Some common signs and symptoms include:
- Heavy menstrual bleeding
- Menstrual periods lasting more than a week
- Pelvic pressure or pain
- Frequent urination
- Difficulty emptying the bladder
- Backache or leg pains
These symptoms can subside without any treatment but you should always know when you should consult with a physician to get further treatment, for your diagnosis of fibroids. You should see your doctor if you have:
- Pelvic pain that doesn’t go away
- Overly heavy, prolonged or painful periods
- Spotting or bleeding between periods
- Difficulty emptying your bladder
- Unexplained low red blood cell count (anaemia)
Seek immediate medical care if you have severe vaginal bleeding or sharp pelvic pain that comes suddenly.
Fibroids and their growth
Fibroids and their growth differ from women to women. In a study, the fibroid volume was measured by the computerised analysis of up to four MRI scans for a period of 12 months.

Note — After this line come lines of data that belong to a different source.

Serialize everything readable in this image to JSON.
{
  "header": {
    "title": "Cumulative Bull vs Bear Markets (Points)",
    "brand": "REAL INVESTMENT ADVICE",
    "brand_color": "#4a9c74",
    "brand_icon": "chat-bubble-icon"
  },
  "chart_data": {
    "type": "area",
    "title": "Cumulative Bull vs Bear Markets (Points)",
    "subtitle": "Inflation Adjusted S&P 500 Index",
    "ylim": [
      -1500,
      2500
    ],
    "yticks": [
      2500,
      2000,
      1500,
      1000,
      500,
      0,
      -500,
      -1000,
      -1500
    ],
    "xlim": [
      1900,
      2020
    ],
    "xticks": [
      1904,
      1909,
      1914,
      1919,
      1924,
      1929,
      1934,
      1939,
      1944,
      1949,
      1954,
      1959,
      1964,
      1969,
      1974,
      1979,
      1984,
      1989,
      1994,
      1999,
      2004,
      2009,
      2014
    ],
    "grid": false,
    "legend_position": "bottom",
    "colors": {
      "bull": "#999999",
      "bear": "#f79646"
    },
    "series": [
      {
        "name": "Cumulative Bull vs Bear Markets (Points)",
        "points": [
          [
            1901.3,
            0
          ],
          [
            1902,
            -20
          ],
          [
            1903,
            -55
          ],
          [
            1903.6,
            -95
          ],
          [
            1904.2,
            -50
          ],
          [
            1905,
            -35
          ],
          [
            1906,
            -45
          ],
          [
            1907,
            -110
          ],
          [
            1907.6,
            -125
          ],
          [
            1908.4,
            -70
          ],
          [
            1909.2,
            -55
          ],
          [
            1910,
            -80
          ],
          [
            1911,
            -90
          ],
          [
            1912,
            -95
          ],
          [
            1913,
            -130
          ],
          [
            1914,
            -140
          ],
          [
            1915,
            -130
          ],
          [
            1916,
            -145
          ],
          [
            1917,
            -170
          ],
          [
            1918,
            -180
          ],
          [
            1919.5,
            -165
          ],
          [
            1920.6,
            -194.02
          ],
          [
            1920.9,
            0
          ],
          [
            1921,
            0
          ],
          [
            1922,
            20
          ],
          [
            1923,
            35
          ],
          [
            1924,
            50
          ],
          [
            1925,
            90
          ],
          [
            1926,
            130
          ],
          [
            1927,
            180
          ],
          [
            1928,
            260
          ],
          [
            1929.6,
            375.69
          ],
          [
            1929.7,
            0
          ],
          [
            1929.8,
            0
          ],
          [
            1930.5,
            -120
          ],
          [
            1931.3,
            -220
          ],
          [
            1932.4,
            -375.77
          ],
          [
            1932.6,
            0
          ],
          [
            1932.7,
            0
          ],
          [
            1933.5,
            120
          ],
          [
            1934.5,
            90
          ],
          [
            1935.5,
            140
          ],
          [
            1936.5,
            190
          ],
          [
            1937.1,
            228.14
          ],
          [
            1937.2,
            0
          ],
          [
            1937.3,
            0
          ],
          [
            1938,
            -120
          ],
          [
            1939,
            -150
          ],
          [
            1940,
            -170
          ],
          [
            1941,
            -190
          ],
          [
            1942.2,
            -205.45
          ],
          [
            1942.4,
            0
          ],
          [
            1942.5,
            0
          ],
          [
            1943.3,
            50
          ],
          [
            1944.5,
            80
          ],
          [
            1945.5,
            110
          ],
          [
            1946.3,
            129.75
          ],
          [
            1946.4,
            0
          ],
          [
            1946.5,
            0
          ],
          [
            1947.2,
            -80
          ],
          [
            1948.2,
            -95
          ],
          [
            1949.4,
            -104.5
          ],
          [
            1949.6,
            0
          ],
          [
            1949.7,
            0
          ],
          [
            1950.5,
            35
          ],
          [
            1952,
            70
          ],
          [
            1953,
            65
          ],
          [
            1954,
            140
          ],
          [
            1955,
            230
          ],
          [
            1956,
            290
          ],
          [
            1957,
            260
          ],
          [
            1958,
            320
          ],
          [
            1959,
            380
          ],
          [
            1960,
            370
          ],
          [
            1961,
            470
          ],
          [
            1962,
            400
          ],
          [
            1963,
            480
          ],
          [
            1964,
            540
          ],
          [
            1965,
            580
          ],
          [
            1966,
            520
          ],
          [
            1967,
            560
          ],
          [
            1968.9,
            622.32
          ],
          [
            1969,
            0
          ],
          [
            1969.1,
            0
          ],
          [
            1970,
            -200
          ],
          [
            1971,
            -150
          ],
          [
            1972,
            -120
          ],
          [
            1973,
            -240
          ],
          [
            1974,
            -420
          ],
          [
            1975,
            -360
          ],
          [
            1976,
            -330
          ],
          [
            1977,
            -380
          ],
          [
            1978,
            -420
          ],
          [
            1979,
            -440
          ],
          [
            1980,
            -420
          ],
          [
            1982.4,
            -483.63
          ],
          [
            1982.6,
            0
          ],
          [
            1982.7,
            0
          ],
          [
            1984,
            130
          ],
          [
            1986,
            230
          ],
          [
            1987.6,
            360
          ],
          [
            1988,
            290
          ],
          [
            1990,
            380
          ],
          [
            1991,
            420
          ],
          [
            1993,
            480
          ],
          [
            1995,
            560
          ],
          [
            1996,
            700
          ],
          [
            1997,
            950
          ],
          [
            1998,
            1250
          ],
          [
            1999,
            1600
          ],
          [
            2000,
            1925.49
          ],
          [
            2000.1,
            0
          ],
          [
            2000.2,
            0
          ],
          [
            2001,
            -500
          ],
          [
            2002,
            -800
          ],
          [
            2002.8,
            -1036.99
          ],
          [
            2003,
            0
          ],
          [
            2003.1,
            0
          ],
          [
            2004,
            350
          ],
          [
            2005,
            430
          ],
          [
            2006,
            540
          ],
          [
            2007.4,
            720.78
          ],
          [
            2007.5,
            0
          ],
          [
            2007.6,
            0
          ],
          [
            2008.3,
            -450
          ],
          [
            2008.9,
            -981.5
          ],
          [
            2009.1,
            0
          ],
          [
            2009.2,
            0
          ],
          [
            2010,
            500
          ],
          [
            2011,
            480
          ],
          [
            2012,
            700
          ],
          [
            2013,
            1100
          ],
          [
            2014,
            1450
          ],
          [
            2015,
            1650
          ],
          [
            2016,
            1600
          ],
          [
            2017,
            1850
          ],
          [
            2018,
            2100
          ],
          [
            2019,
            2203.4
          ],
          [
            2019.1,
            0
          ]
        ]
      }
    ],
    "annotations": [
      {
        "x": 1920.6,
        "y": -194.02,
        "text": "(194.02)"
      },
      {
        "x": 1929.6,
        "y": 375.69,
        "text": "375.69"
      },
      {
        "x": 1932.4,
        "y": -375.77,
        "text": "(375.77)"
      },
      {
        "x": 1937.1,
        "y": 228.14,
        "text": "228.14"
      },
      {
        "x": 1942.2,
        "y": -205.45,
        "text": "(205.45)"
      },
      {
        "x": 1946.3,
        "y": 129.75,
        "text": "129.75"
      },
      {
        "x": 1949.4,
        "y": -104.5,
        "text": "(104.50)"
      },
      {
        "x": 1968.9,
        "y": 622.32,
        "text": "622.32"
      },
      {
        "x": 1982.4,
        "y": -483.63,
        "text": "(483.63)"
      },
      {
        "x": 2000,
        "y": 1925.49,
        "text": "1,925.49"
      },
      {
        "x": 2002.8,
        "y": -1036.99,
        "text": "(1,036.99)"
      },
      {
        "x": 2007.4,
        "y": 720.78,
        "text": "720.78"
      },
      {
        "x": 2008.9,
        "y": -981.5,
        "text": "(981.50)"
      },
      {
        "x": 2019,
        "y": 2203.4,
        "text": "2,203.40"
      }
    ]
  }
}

The growth patterns of uterine fibroids vary, they may grow slowly or rapidly, or they may remain the same size. Some fibroids go through growth spurts, and some may shrink on their own. Many fibroids that have been present during pregnancy shrink or disappear after pregnancy, as the uterus goes back to normal size.
The growth rates are not influenced by tumour size, location, BMI. These fibroids have spontaneous regressions and grow at different rates and the size does not predict growth rate, ethnicity can also play a role in the growth of a tumour.
The growth factors are proteins secreted by different cell types that are capable of modulating cellular growth, proliferation, and cellular differentiation. The myometrial mass is ultimately modified during pregnancy as well as in tumour conditions such as leiomyoma. They are considered to be one of the most frequent causes of infertility in women.
Some of the key growth factors of Fibroids
- Fibroids within the same women often have different growth rates despite having a similar hormonal milieu.
- Spontaneous regression in a small percentage of fibroids, in mostly premenopausal women.
- Tumour shrinkage after menopause can be seen
- Molecular markers may differ between tumours of different ethnic groups
- Tumour characteristics such as size and location were surprising
- Rapidly growing tumours can attain a large size while remaining solitary.